From left: the Windermere and 230 Riverside Drive

Developers are increasingly treating rent-regulated tenants in luxury buildings differently then they treat those who pay market rates.

In response to the trend, lawmakers are pushing for legislation requiring landlords to treat residents in the same building the same way, the New York Times is reporting.

While data on the topic is not readily available, both tenants and developers have told the New York Times, that the trend is in fact on the rise.

Amenities such as gyms, rooftop access and playrooms are used to attract high paying residents. Developers maintain that rent-regulated rules make it difficult to offer the same services to the rent-regulated tenants.

Controversy arose last year, when a so-called “poor door” was installed at a new development at 40 Riverside Boulevard, separating the rent-regulated tenants from the rest of the inhabitants of the building.

According to the New York Times, rent-regulated tenants are likely to be elderly or minorities, especially in Manhattan. Based on data from the New York University Furman Center for Real Estate and Urban Policy, 47 percent of rent-regulated tenants in 2011 were white. About 73 percent of market-rate renters in Manhattan were white in that same year.

Meanwhile, the price difference between a rent-regulated unit and a market rate one is substantial.
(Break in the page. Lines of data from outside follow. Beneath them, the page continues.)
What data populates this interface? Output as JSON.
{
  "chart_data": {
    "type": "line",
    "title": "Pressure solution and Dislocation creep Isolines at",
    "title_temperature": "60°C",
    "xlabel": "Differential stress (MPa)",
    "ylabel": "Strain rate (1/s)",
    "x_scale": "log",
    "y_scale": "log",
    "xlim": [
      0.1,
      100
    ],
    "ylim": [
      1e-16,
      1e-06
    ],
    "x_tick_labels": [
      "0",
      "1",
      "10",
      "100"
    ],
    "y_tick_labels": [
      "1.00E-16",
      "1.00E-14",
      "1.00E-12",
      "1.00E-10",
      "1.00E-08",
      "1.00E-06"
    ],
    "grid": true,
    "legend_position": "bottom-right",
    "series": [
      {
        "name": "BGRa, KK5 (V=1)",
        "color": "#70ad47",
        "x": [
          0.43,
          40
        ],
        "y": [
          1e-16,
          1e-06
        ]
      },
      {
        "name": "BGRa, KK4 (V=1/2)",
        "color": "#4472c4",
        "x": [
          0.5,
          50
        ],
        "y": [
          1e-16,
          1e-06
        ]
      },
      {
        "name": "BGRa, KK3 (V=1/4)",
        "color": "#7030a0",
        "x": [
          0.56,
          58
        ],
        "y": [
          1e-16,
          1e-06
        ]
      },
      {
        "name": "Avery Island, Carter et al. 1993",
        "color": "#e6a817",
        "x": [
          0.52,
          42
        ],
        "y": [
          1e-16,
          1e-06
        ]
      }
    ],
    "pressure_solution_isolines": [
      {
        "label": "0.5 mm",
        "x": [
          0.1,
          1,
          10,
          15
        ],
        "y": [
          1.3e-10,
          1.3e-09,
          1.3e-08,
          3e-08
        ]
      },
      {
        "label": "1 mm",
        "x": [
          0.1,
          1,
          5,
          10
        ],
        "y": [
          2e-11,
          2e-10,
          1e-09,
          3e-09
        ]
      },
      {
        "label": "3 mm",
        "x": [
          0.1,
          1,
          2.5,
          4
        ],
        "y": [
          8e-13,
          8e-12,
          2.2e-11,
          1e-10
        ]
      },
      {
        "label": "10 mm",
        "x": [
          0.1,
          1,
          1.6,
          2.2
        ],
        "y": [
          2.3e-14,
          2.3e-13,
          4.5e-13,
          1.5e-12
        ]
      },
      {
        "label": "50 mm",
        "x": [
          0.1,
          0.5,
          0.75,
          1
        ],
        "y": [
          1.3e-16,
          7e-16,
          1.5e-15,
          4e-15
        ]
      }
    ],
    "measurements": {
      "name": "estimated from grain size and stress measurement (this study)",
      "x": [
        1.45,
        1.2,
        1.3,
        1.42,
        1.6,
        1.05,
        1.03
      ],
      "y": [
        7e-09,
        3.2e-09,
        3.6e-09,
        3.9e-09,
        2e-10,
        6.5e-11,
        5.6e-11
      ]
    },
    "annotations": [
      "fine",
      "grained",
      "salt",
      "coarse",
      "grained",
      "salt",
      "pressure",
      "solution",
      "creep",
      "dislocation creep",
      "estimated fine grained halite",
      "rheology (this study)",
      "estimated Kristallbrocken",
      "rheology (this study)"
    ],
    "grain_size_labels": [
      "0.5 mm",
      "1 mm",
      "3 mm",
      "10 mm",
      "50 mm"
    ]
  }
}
The median for a rent-regulated apartment in Manhattan was $1,321 per month, while the median for a market rate one is $2,696. [NYT] — Claire Moses

4 Responses to “Law targets double-standard in treatment of rent-regulated tenants”

  1. May 16, 2014 at 3:06 pm, too many regs said:

    we need their incomes to determine if these tenants are due affordable housing otherwise they will exploit these protections and just remove a part in the gym or the door so they can demand a DHCR rent reduction of services.

  2. May 16, 2014 at 10:42 pm, Douglas Peterson said:

    all

  3. May 18, 2014 at 12:45 pm, marknroses said:

    wrong windermere (on the left). that one you are showing has been abandoned since the 1960s and is being gut rehabbed into market rate luxury i think.

  4. May 19, 2014 at 8:34 am, NotSurprised said:

    Preferential treatment always breeds resentment.